Over the last few issues of The Whistler we have been introducing the current members of the West Hill Community Association management committee (the Trustees) to give you a flavour of who they are, what they do and maybe to inspire you to become one yourself.
In this issue we meet VINOD MASHRU

Together with my wife, Meena, I run Bright News in Buckingham Road, at the heart of the West Hill Community. The shop has been through a number of incarnations in its long history: a bookmakers, drapers, Bevoort Store Company, and a wine and spirit merchant to name but a few. From the 1920s onward it has served predominantly as a newsagent, also offering a valeting service in 1958!
I had been working as a newsagent in Ilford, and Meena was running her family’s newsagent in Tunbridge Wells. Then we came together and established Bright News on 18 February 1985. WHCA and the community celebrated the 30th anniversary of our shop with a surprise party for us in the Hall in 2015. Our own children, Vishal, Anish and Karishma have grown up in and around the shop, but also a big part of our history are the many local families who we have seen grow through the years and now their children, and in some cases grandchildren, are discovering the delights and hospitality of Bright News and West Hill.
We have met and come to know countless people over the last 33 years here. In the early days, three doyennes of West Hill, Pat, Frances and the inimitable Pam Bean, introduced themselves to me and regularly came into the shop to get biscuits and refreshments for the regular ‘Grand Sales’ which they held as fundraisers for the Hall. Their enthusiasm and energy for community events was remarkable. Sylvia, the WHCA Chair, introduced herself to Meena one day, and soon Meena was busy organising food festivals in the Hall and helping with events there.
Over the years, Meena and I have always supported the WHCA in one way or another: being the pick-up and drop-off point for the key to the Hall; providing home-cooked Indian food for the twice-yearly history talks; keeping a collection box in the shop which raises a few hundred pounds towards the publication of The Whistler; and, of course, not forgetting the highlight of the West Hill social calendar, the almost annual WHCA Christmas Social, which has been held at the Hall since 1985 and which we have organised since 2007. We are taking a break from it this year but, like Arnie, we’ll be back!
In 2015 when Sylvia retired as Chair, I became the Chair of WHCA. The Trustees meet 4 times a year and we discuss matters of local interest and importance and how to improve the service and opportunities that the West Hill Community Association can give to the local community. We are always looking for new people, new ideas and new energy to ensure that the Hall and The Whistler continue to thrive long into the 21st Century.

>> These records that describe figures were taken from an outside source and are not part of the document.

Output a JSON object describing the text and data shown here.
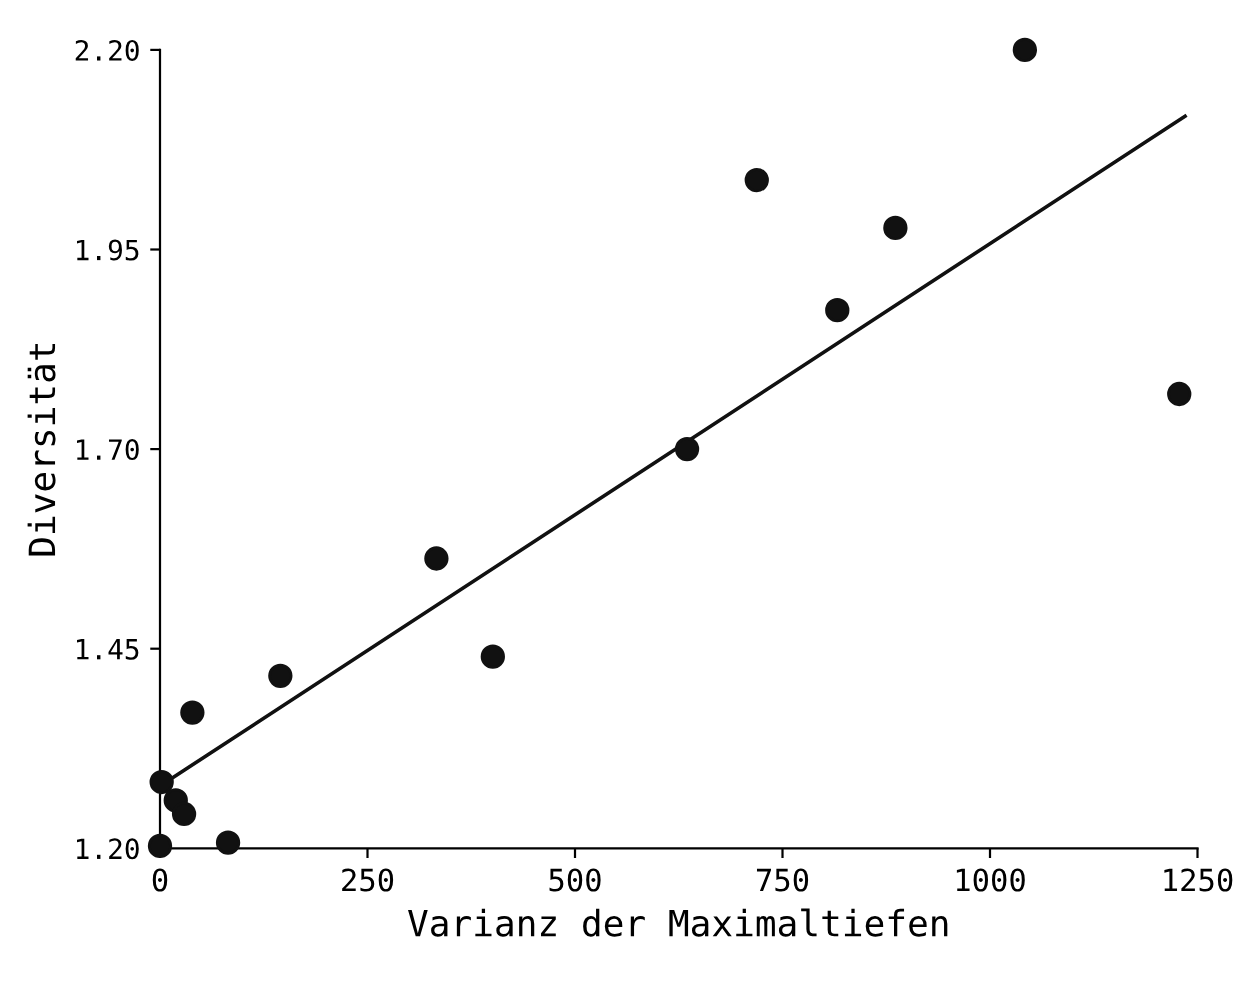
{
  "chart_data": {
    "type": "scatter",
    "xlabel": "Varianz der Maximaltiefen",
    "ylabel": "Diversität",
    "xlim": [
      0,
      1250
    ],
    "ylim": [
      1.2,
      2.2
    ],
    "xticks": [
      0,
      250,
      500,
      750,
      1000,
      1250
    ],
    "yticks": [
      {
        "value": 1.2,
        "label": "1.20"
      },
      {
        "value": 1.45,
        "label": "1.45"
      },
      {
        "value": 1.7,
        "label": "1.70"
      },
      {
        "value": 1.95,
        "label": "1.95"
      },
      {
        "value": 2.2,
        "label": "2.20"
      }
    ],
    "grid": false,
    "series": [
      {
        "marker": "circle",
        "color": "#111111",
        "x": [
          2,
          0,
          19,
          29,
          39,
          82,
          145,
          333,
          401,
          635,
          719,
          816,
          886,
          1042,
          1228
        ],
        "values": [
          1.283,
          1.203,
          1.26,
          1.243,
          1.37,
          1.207,
          1.416,
          1.563,
          1.44,
          1.7,
          2.037,
          1.874,
          1.977,
          2.2,
          1.769
        ]
      },
      {
        "type": "line",
        "marker": "none",
        "color": "#111111",
        "line_style": "solid",
        "x": [
          0,
          1235
        ],
        "values": [
          1.278,
          2.117
        ]
      }
    ]
  }
}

It is a very modest time commitment so I encourage you to think about giving a little of your time to keep the West Hill community spirit flowing: join the committee, join The Whistler editorial team, become a Friend of WHCA by helping out with events.
Isla Robertson
It is with sadness that we heard of the death last December of one of our former trustees, the energetic and proudly Scottish, Isla Robertson (pictured), who served on the committee between 1996 and 2012.
Isla was the WHCA rep on the B&H Council Conservation Areas Advisory Group for many years and was a champion of, and activist for, senior citizens’ rights. She was an Age UK Trustee and, before retiring to Brighton, Isla, a life-long Labour Party member, served as a Westminster City councillor between 1986 and 1990.